Het is een weg die nog maar weinig bedrijven (durven) bewandelen. Een recente gezamenlijke studie van onderzoekers van LUC, UIA en Ruca toont aan dat in de meeste ondernemingen de arbeidstijd gelijk is aan de bedrijfstijd. Conservatisme ? Ja, maar geïnspireerd door de (te) hoge prijs die vaak betaald moet worden voor flexibiliteit ; denk aan ploegenpremies die kunnen oplopen tot 100 %. De vier bedrijven die aan bod komen in het artikel op bladzijde 26, bewijzen evenwel dat met creativiteit één en ander verwezenlijkt kan worden. En in al die bedrijven worden ook nieuwe jobs gecreëerd.

Zie je wel, zo hoor ik de vakbonden al concluderen, arbeidsduurvermindering mét loonbehoud : het kan én het moet. Fout. Het kan, ja… soms toch. Maar het moet niet, en het mag zelfs niet moeten.

De bovengenoemde bedrijven zijn allemaal groeiondernemingen. Hun productie neemt toe, maar ze worden daarbij geconfronteerd met problemen. De machines worden onvoldoende benut. Ze zoeken hun oplossing in de verlenging van de bedrijfstijd, en dat in ruil voor arbeidsduurvermindering mét loonbehoud. Voor deze specifieke bedrijven is dit een goede zaak.

Voor bedrijven en sectoren die het moeilijk hebben, zal deze rekensom niet gelden. Een voorbeeld is de verzekeringssector. Pionier hier was GAN dat eind ’93, onder meer als gevolg van automatisering, een overtal van personeel kende. De werknemers werden voor de keuze gesteld : overschakelen naar een werkweek van 32 uur met proportioneel loonverlies, ofwel afdankingen. Het personeel koos bijna unaniem voor de 32 uren. Het bruto loonverlies van 10 % betekende trouwens slechts 5 % netto, wat varieerde van 500 tot 3000 frank.

De regering en de sociale partners kunnen uit deze voorbeelden drie dingen leren.

Eén : de bedrijfsrealiteit is kleurrijker dan ze ooit geschilderd kan worden in de Brusselse overlegkastelen. De complexiteit van de economie is niet te vatten in één patroon. Dus moeten de sociale partners en de overheid zich zeer bescheiden opstellen inzake formules om de werkgelegenheid aan te zwengelen. Laat de bedrijven op hun niveau doen wat goed is voor hen.

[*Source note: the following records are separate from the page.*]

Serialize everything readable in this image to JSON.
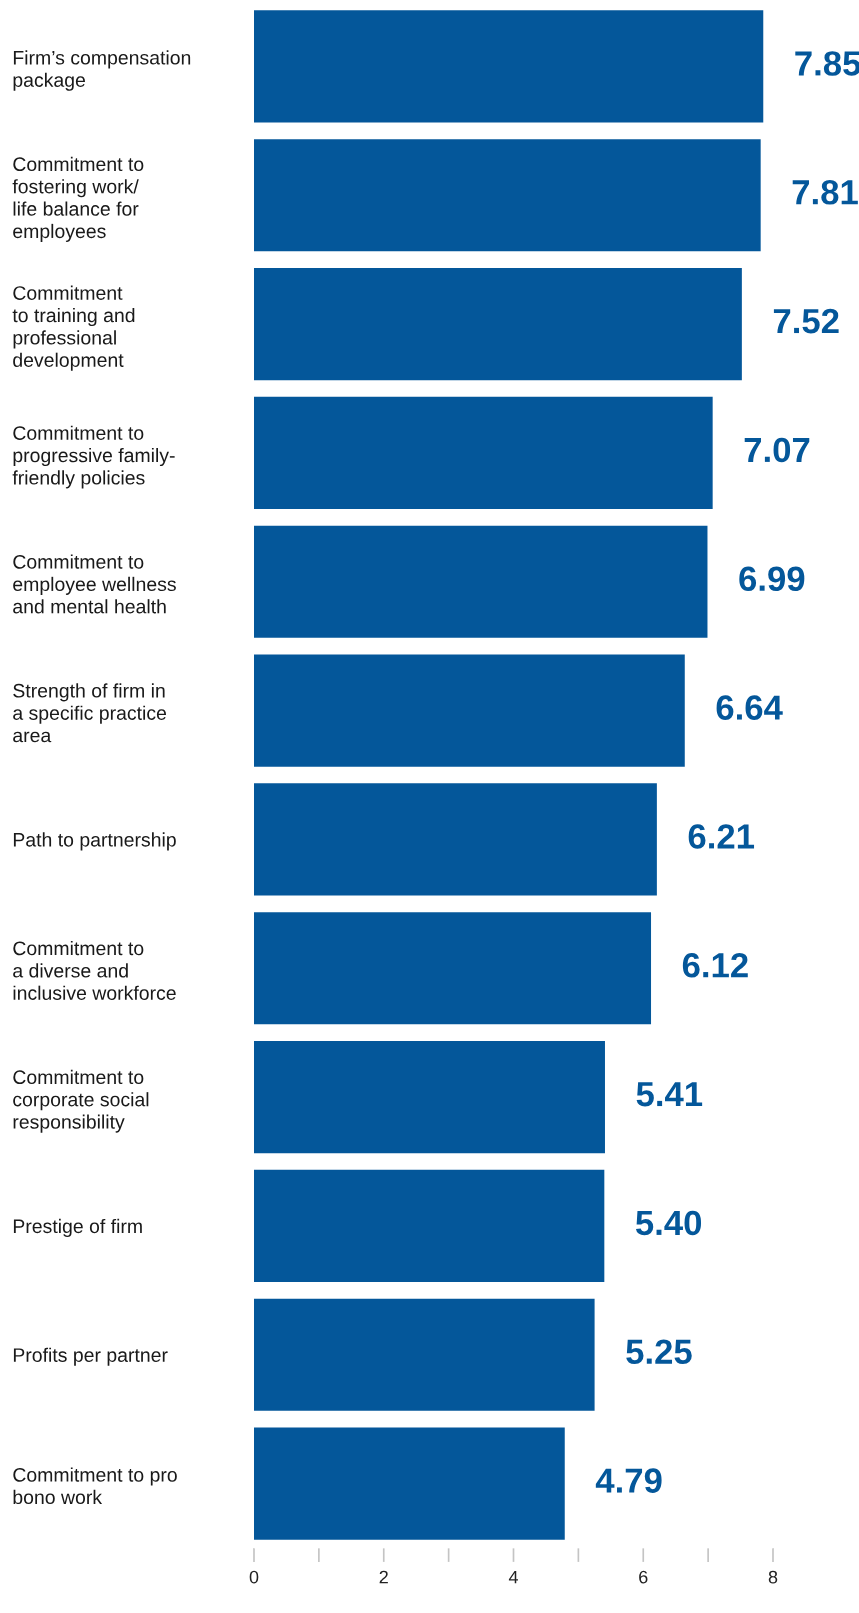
{
  "chart_data": {
    "type": "bar",
    "orientation": "horizontal",
    "categories": [
      "Firm’s compensation\npackage",
      "Commitment to\nfostering work/\nlife balance for\nemployees",
      "Commitment\nto training and\nprofessional\ndevelopment",
      "Commitment to\nprogressive family-\nfriendly policies",
      "Commitment to\nemployee wellness\nand mental health",
      "Strength of firm in\na specific practice\narea",
      "Path to partnership",
      "Commitment to\na diverse and\ninclusive workforce",
      "Commitment to\ncorporate social\nresponsibility",
      "Prestige of firm",
      "Profits per partner",
      "Commitment to pro\nbono work"
    ],
    "values": [
      7.85,
      7.81,
      7.52,
      7.07,
      6.99,
      6.64,
      6.21,
      6.12,
      5.41,
      5.4,
      5.25,
      4.79
    ],
    "value_labels": [
      "7.85",
      "7.81",
      "7.52",
      "7.07",
      "6.99",
      "6.64",
      "6.21",
      "6.12",
      "5.41",
      "5.40",
      "5.25",
      "4.79"
    ],
    "color": "#04579a",
    "xlim": [
      0,
      8
    ],
    "xticks": [
      0,
      {
        "value": 1,
        "label": null
      },
      2,
      {
        "value": 3,
        "label": null
      },
      4,
      {
        "value": 5,
        "label": null
      },
      6,
      {
        "value": 7,
        "label": null
      },
      8
    ],
    "grid": false,
    "legend": false
  }
}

Twee : de overheid moet zorgen voor een wettelijk referentiekader. Is het voor Wagemans-Troonbeeckx nodig drie keer twaalf uur per dag te werken en kan het metaalbedrijf daardoor het aantal jobs verdubbelen, dan moet dat wettelijk toegelaten zijn. België heeft eigenlijk al een groot juridisch flexibiliteitsarsenaal, maar de vakbonden hebben te veel blokkeringsmogelijkheden op het terrein.

Drie : de overheid moet zorgen voor loonkostverlagingen bij nieuwe aanwervingen. De vier werkgevers die in de experimenten gestapt zijn, rekenen op die verlagingen om hun systeem sluitend te financieren.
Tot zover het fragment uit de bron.